A word on waders – I use the A S Horne waders which have a tough Blundstone gum boot. With postage, they are around A$ 120/30 but they are definitely worth the price premium. Before I bought them I went through 7 sets of cheap ones; Wilson, Mojiko, Shakespeare, and various other BCF/ Anaconda offerings, in just under two years. I was constantly patching up holes on these cheap ones. I have now had my A S Horne waders for 2 years and they have no leaks, despite lots of run ins with oyster covered rocks. They are pretty hot at this time of year but with so many jelly fish, Wobbegongs and various other creepy crawlies in the water – I am prepared to suffer the heat.
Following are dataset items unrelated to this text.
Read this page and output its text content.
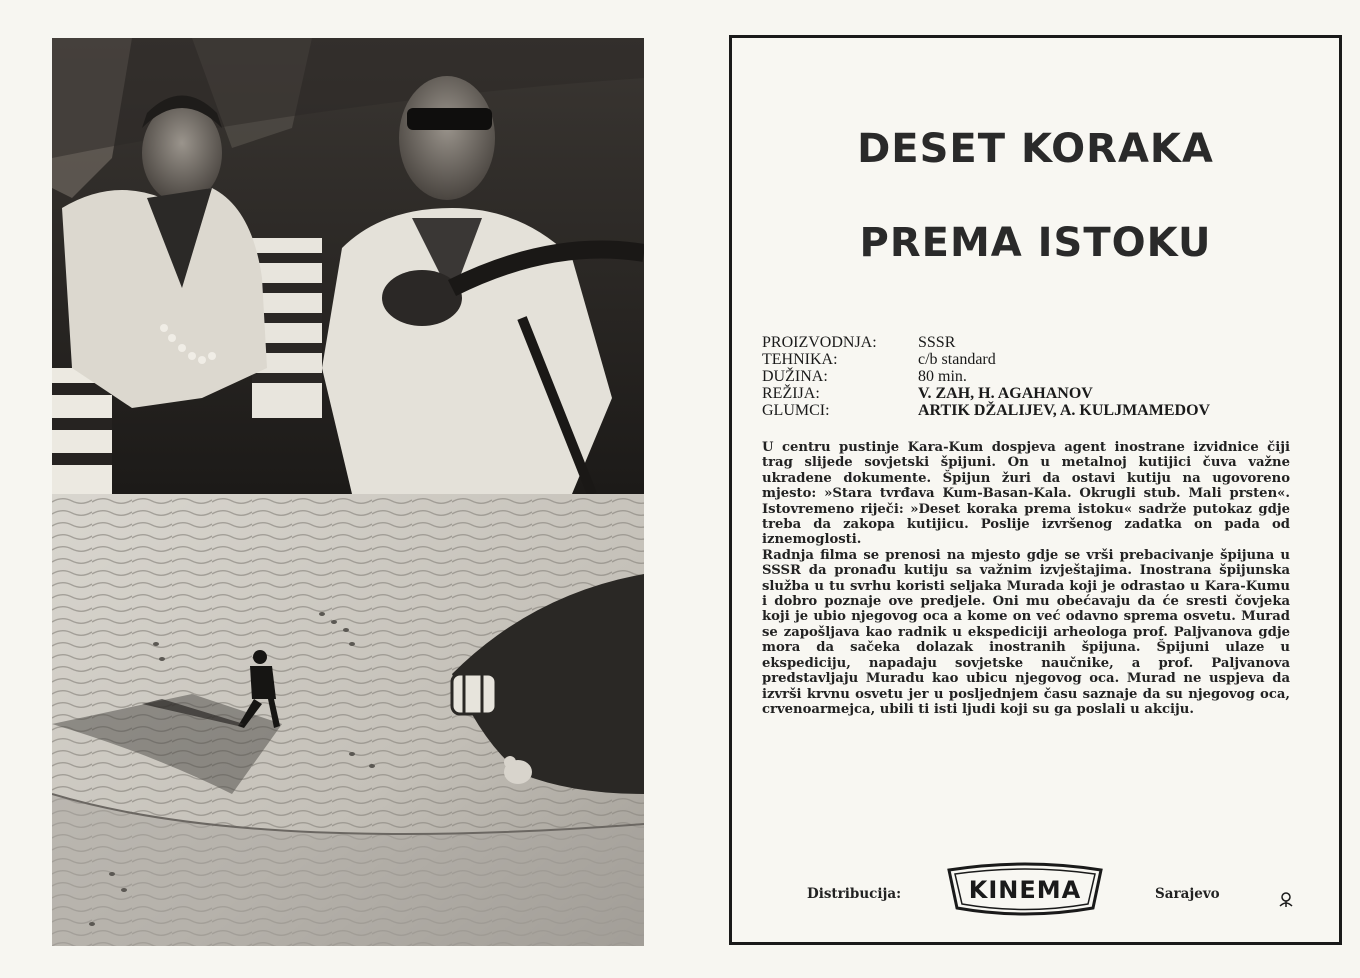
DESET KORAKA
PREMA ISTOKU
PROIZVODNJA:	SSSR
TEHNIKA:	c/b standard
DUŽINA:	80 min.
REŽIJA:	V. ZAH, H. AGAHANOV
GLUMCI:	ARTIK DŽALIJEV, A. KULJMAMEDOV

U centru pustinje Kara-Kum dospjeva agent inostrane izvidnice čiji trag slijede sovjetski špijuni. On u metalnoj kutijici čuva važne ukradene dokumente. Špijun žuri da ostavi kutiju na ugovoreno mjesto: »Stara tvrđava Kum-Basan-Kala. Okrugli stub. Mali prsten«. Istovremeno riječi: »Deset koraka prema istoku« sadrže putokaz gdje treba da zakopa kutijicu. Poslije izvršenog zadatka on pada od iznemoglosti.

Radnja filma se prenosi na mjesto gdje se vrši prebacivanje špijuna u SSSR da pronađu kutiju sa važnim izvještajima. Inostrana špijunska služba u tu svrhu koristi seljaka Murada koji je odrastao u Kara-Kumu i dobro poznaje ove predjele. Oni mu obećavaju da će sresti čovjeka koji je ubio njegovog oca a kome on već odavno sprema osvetu. Murad se zapošljava kao radnik u ekspediciji arheologa prof. Paljvanova gdje mora da sačeka dolazak inostranih špijuna. Špijuni ulaze u ekspediciju, napadaju sovjetske naučnike, a prof. Paljvanova predstavljaju Muradu kao ubicu njegovog oca. Murad ne uspjeva da izvrši krvnu osvetu jer u posljednjem času saznaje da su njegovog oca, crvenoarmejca, ubili ti isti ljudi koji su ga poslali u akciju.

Distribucija:	KINEMA	Sarajevo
At 4.15 am this morning it was cool and wet. The tide had just started to run in and the rain had made the water even more murky than usual. I decided to started with a GULP 5” Jerkshad in the Satay Chicken colour – yellow on top and pumpkinseed underneath. I was standing in 30cm of water casting in close to the pylons. After a few retrieves I was on to a fish. I brought him to the shore – a Flathead just on 40cm. The family decided they will go on hunger strike if I bring another Flathead to the table – so it was released. I got a few more hits from what I think where Pike, but as the sun came up an hour later I had not landed anymore fish.

I moved across to the Oyster Jetty on the other side of the Passage. It was now around 5.45am and the tide was running in strongly. I waded out beside the jetty to a point about ¾ of the way along and started putting casts out in a semicircle. I was casting into the run in tide and hopping the plastic along the weedy bottom. After two or three casts I was on to something. After a few short runs, I could see it was a small Flathead, again around 40 cm long. I did not want to wade back to the bank with it so I grabbed it with a cloth and released it.

I could not find any more in that area so I moved further south. I fished the drain, just before you turn the corner for Sandstone Point, but apart from a few Long Toms, I did not get another bite. The wind was now beginning to howl and it was spitting rain again so I waded back to the car and headed home.